Con los años que amontona, fáciles de averiguar si uno echa la cuenta sobre el diploma que cuelga justo encima del espejo que cruza la pared, A sabe latín, pero sobre todo hebreo: te dice cuándo caen las fiestas judías, cuyo significado explica con la misma sencillez con que te pasa el peine y la máquina de esquilar. «Al uno corto». «Vamos a ver». También sabe cómo afeitar a un rabino, según las instrucciones de un Levítico cuya letra sigue de forma escrupulosa cuando recibe a los de la sinagoga, que no queda muy lejos de un local en el que los judíos de bien cumplen la ley del Dios de Israel. A sabe cómo y con qué instrumental se puede arreglar la barba, y dónde empieza y termina la patilla, e incluso qué significado tiene la cuchilla en el rostro de su clientela. Todo allí es ortodoxia.
En la silla de al lado, pasado un mar de pelo enmadejado y entrecano, trabaja B, magrebí españolizado y buen chaval que lleva el nombre de un profeta de la Biblia que lo mismo vale para un roto religioso que para un descosido multiconfesional y que también aparece en el Corán. B es musulmán, observa la regla durante el mes sagrado del Ramadán, que termina precisamente hoy, y desde octubre, como casi medio mundo, está pendiente de lo que ocurre en los territorios palestinos. En el Mundial de Qatar llevó hasta las semifinales y por dentro la camiseta de su país, y en la guerra de Gaza va con Irán, «que por lo menos defiende a los más débiles», comenta antes de reconocer, en un giro pagano que lo saca de sus casillas monoteístas, que confía en el karma para que algún día se haga justicia con Israel. Nada dice A mientras barre y espera al próximo cliente, seguramente cristiano del montón. La guerra sigue y la conversación escarba en el tiesto del odio, sofocado en una vieja peluquería de caballeros en la que casi todo se corta.

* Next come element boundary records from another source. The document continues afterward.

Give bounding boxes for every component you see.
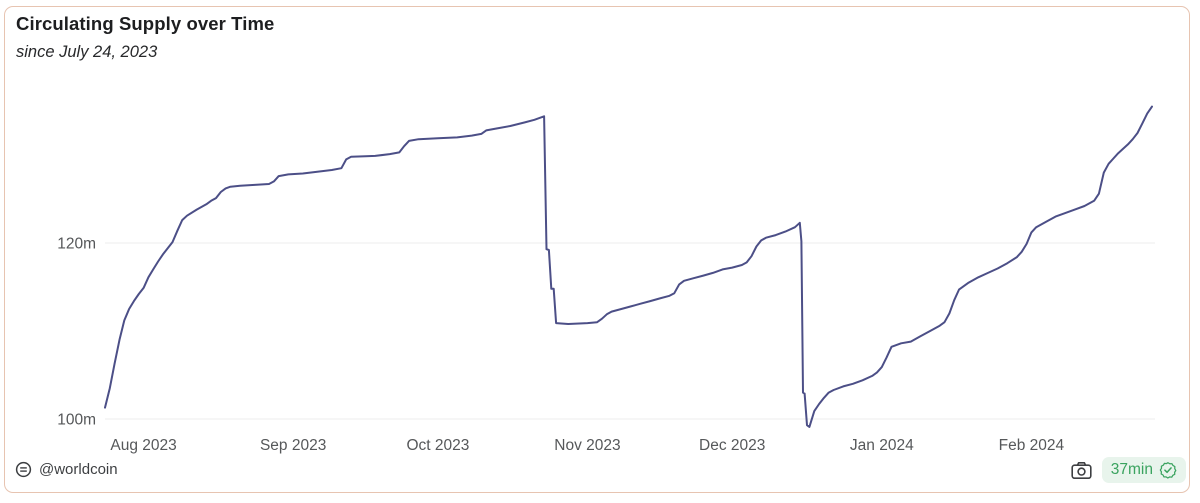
chart-subtitle: since July 24, 2023 [16, 43, 158, 61]
worldcoin-globe-icon [15, 461, 32, 478]
camera-icon [1071, 461, 1092, 479]
x-axis-label: Oct 2023 [406, 437, 469, 454]
x-axis-label: Jan 2024 [850, 437, 914, 454]
account-handle: @worldcoin [39, 461, 118, 478]
x-axis-label: Dec 2023 [699, 437, 765, 454]
chart-title: Circulating Supply over Time [16, 13, 275, 34]
camera-snapshot-button[interactable] [1069, 459, 1094, 482]
x-axis-label: Feb 2024 [999, 437, 1065, 454]
circulating-supply-series [104, 105, 1153, 428]
x-axis-label: Nov 2023 [554, 437, 620, 454]
freshness-label: 37min [1110, 461, 1153, 478]
card-actions: 37min [1069, 457, 1186, 483]
y-axis-label-100m: 100m [57, 411, 96, 428]
attribution: @worldcoin [15, 461, 118, 478]
x-axis-label: Sep 2023 [260, 437, 326, 454]
data-freshness-badge[interactable]: 37min [1101, 457, 1186, 483]
x-axis-label: Aug 2023 [110, 437, 176, 454]
card-border [4, 6, 1190, 493]
verified-seal-check-icon [1159, 462, 1177, 479]
y-axis-label-120m: 120m [57, 235, 96, 252]
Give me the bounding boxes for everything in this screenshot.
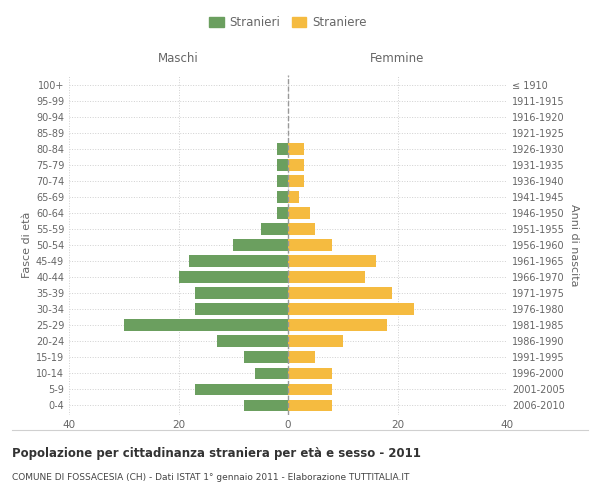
Bar [195,288,288,299]
Bar [288,304,414,315]
Bar [288,175,304,186]
Text: COMUNE DI FOSSACESIA (CH) - Dati ISTAT 1° gennaio 2011 - Elaborazione TUTTITALIA: COMUNE DI FOSSACESIA (CH) - Dati ISTAT 1… [12,472,409,482]
Bar [277,207,288,218]
Bar [288,400,332,411]
Bar [288,288,392,299]
Bar [288,143,304,154]
Bar [260,223,288,234]
Y-axis label: Anni di nascita: Anni di nascita [569,204,579,286]
Bar [288,352,316,363]
Bar [277,159,288,170]
Bar [288,256,376,267]
Bar [124,320,288,331]
Y-axis label: Fasce di età: Fasce di età [22,212,32,278]
Bar [288,191,299,202]
Bar [244,352,288,363]
Bar [288,368,332,379]
Bar [277,175,288,186]
Bar [288,336,343,347]
Bar [179,272,288,283]
Bar [255,368,288,379]
Bar [288,239,332,251]
Bar [288,223,316,234]
Text: Femmine: Femmine [370,52,425,66]
Bar [190,256,288,267]
Bar [195,304,288,315]
Bar [277,143,288,154]
Bar [288,272,365,283]
Bar [288,207,310,218]
Bar [288,320,386,331]
Bar [277,191,288,202]
Text: Popolazione per cittadinanza straniera per età e sesso - 2011: Popolazione per cittadinanza straniera p… [12,448,421,460]
Bar [195,384,288,395]
Bar [233,239,288,251]
Legend: Stranieri, Straniere: Stranieri, Straniere [209,16,367,29]
Bar [217,336,288,347]
Text: Maschi: Maschi [158,52,199,66]
Bar [288,159,304,170]
Bar [288,384,332,395]
Bar [244,400,288,411]
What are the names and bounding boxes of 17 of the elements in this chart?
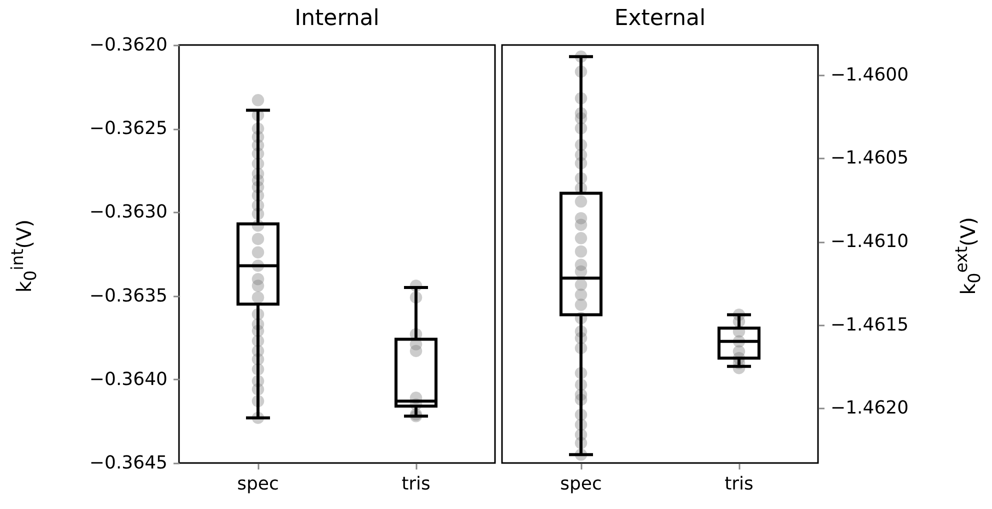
y2-tick-label: −1.4610 <box>830 231 909 252</box>
y2-tick-label: −1.4620 <box>830 398 909 419</box>
y-tick-label: −0.3640 <box>89 368 168 390</box>
y2-tick-label: −1.4605 <box>830 148 909 169</box>
y-tick-label: −0.3645 <box>89 452 168 474</box>
y-tick-label: −0.3625 <box>89 118 168 140</box>
chart-title: External <box>614 6 706 31</box>
x-tick-label: tris <box>402 474 430 494</box>
y2-tick-label: −1.4600 <box>830 64 909 86</box>
y-tick-label: −0.3635 <box>89 285 168 306</box>
x-tick-label: tris <box>724 474 754 494</box>
x-tick-label: spec <box>560 474 602 494</box>
y-tick-label: −0.3620 <box>89 34 168 56</box>
x-tick-label: spec <box>237 474 279 494</box>
chart-title: Internal <box>294 6 380 31</box>
y2-tick-label: −1.4615 <box>830 314 909 336</box>
y-tick-label: −0.3630 <box>89 202 168 223</box>
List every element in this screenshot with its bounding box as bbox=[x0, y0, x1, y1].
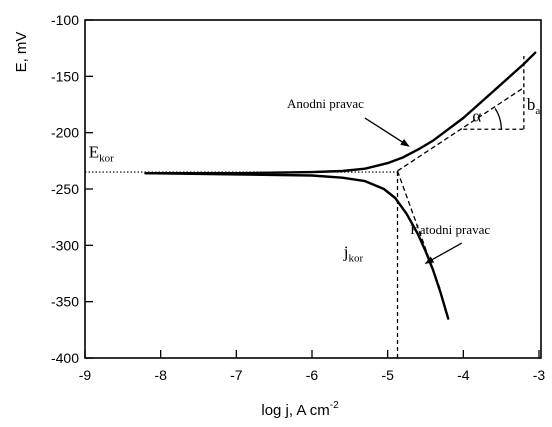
alpha-label-main: α bbox=[472, 106, 481, 125]
b-a-label-subscript: a bbox=[535, 105, 540, 117]
x-tick-label: -6 bbox=[306, 367, 319, 383]
x-tick-label: -7 bbox=[230, 367, 243, 383]
x-tick-label: -5 bbox=[381, 367, 394, 383]
katodni-pravac-label-main: Katodni pravac bbox=[410, 222, 490, 237]
alpha-label: α bbox=[472, 106, 481, 125]
y-axis-title: E, mV bbox=[13, 32, 30, 73]
x-tick-label: -4 bbox=[457, 367, 470, 383]
x-axis-title-text: log j, A cm bbox=[261, 402, 329, 419]
cathodic-branch-curve bbox=[144, 171, 450, 320]
katodni-arrow bbox=[424, 242, 463, 264]
x-axis-title-superscript: -2 bbox=[330, 400, 339, 411]
x-tick-label: -8 bbox=[154, 367, 167, 383]
anodni-arrow bbox=[364, 117, 410, 147]
e-kor-label: Ekor bbox=[89, 142, 114, 164]
b-a-label: ba bbox=[527, 95, 541, 117]
x-axis-ticks: -9 -8 -7 -6 -5 -4 -3 bbox=[79, 350, 546, 383]
x-tick-label: -3 bbox=[533, 367, 546, 383]
katodni-pravac-label: Katodni pravac bbox=[410, 222, 490, 237]
anodic-tafel-line bbox=[397, 87, 525, 172]
y-tick-label: -350 bbox=[51, 294, 79, 310]
y-tick-label: -300 bbox=[51, 237, 79, 253]
b-a-label-main: b bbox=[527, 95, 536, 114]
polarization-curves bbox=[144, 51, 537, 320]
y-axis-ticks: -100 -150 -200 -250 -300 -350 -400 bbox=[51, 12, 93, 366]
y-tick-label: -250 bbox=[51, 181, 79, 197]
plot-frame bbox=[84, 19, 542, 359]
anodni-pravac-label: Anodni pravac bbox=[287, 96, 364, 111]
x-axis-title: log j, A cm-2 bbox=[261, 400, 339, 419]
j-kor-label-main: j bbox=[343, 243, 349, 262]
y-tick-label: -150 bbox=[51, 68, 79, 84]
y-tick-label: -400 bbox=[51, 350, 79, 366]
j-kor-label-subscript: kor bbox=[349, 253, 364, 265]
e-kor-label-main: E bbox=[89, 142, 99, 161]
j-kor-label: jkor bbox=[343, 243, 364, 265]
e-kor-label-subscript: kor bbox=[99, 152, 114, 164]
anodni-pravac-label-main: Anodni pravac bbox=[287, 96, 364, 111]
y-tick-label: -200 bbox=[51, 125, 79, 141]
anodic-branch-curve bbox=[144, 51, 537, 175]
alpha-arc bbox=[494, 108, 502, 130]
x-tick-label: -9 bbox=[79, 367, 92, 383]
y-tick-label: -100 bbox=[51, 12, 79, 28]
tafel-lines bbox=[396, 87, 525, 291]
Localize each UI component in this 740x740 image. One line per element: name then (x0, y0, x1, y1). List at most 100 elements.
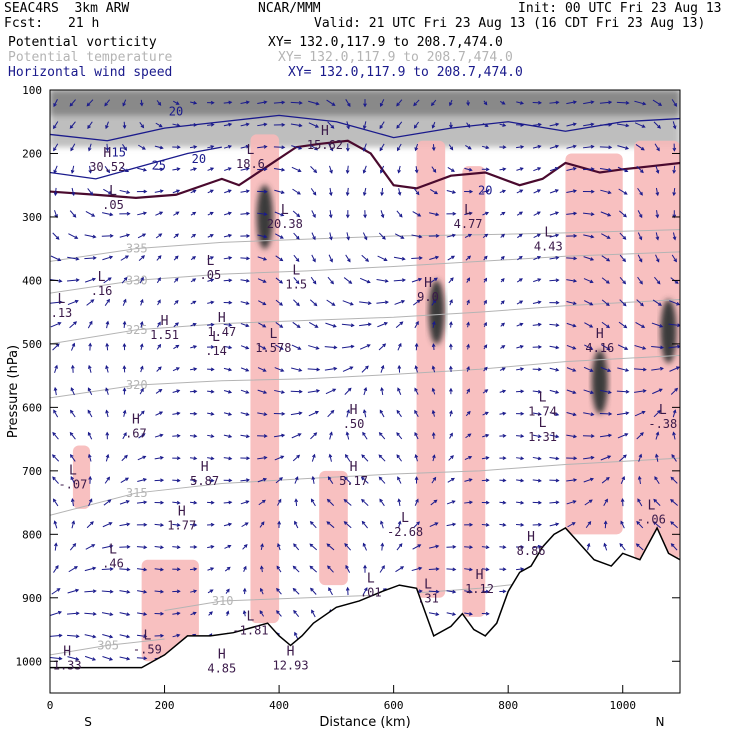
wind-vector-head (378, 454, 383, 459)
wind-vector-head (210, 322, 215, 327)
wind-vector-head (243, 565, 247, 570)
wind-vector-head (311, 609, 315, 614)
wind-vector (224, 167, 232, 171)
wind-vector (70, 410, 76, 418)
wind-vector (566, 411, 576, 416)
wind-vector (84, 655, 96, 661)
wind-vector (207, 545, 214, 549)
wind-vector-head (70, 169, 75, 174)
wind-vector-head (605, 302, 610, 307)
wind-vector-head (397, 520, 402, 525)
wind-vector-head (485, 189, 490, 194)
wind-vector-head (281, 433, 286, 438)
wind-vector (566, 300, 576, 305)
wind-vector-head (621, 475, 625, 480)
wind-vector (119, 656, 130, 660)
wind-vector-head (295, 258, 300, 263)
wind-vector-head (262, 324, 267, 328)
wind-vector-head (573, 456, 578, 461)
wind-vector-head (87, 125, 91, 129)
wind-vector-head (280, 190, 285, 195)
wind-vector-head (467, 433, 472, 438)
wind-vector (308, 345, 319, 350)
wind-vector-head (109, 589, 114, 594)
wind-vector-head (500, 255, 505, 260)
wind-vector-head (483, 321, 487, 326)
wind-vector (637, 498, 643, 507)
wind-vector (71, 521, 75, 529)
wind-vector-head (245, 434, 250, 439)
wind-vector (566, 434, 577, 438)
extremum-value: 1.31 (528, 430, 557, 444)
x-tick-label: 800 (498, 699, 518, 712)
wind-vector-head (435, 589, 440, 594)
wind-vector-head (73, 321, 78, 325)
wind-vector (50, 322, 61, 328)
wind-vector (655, 232, 659, 240)
wind-vector-head (415, 498, 419, 503)
wind-vector-head (466, 343, 470, 348)
wind-vector-head (606, 346, 611, 350)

Hay heterodoxias que matan, pero B también atiende a los de la sinagoga. «Sin problema». «Sé cómo tengo que hacerlo, y me conocen... Algunos incluso están en contra de la guerra. No tengo que esconderme», añade el marroquí, más hablador que A, que barre su área pequeña hasta dejarla como el jaspe.
Pocos saben en el barrio que A es judío, y que tiene familia en Israel, y que un sobrino suyo está en el frente. Los gentiles que pasan por el local desconocen que A se llama Moisés, profeta de la Escritura y también del Corán. «Mi madre –nos confesó un buen día– decía que ese nombre me venía grande».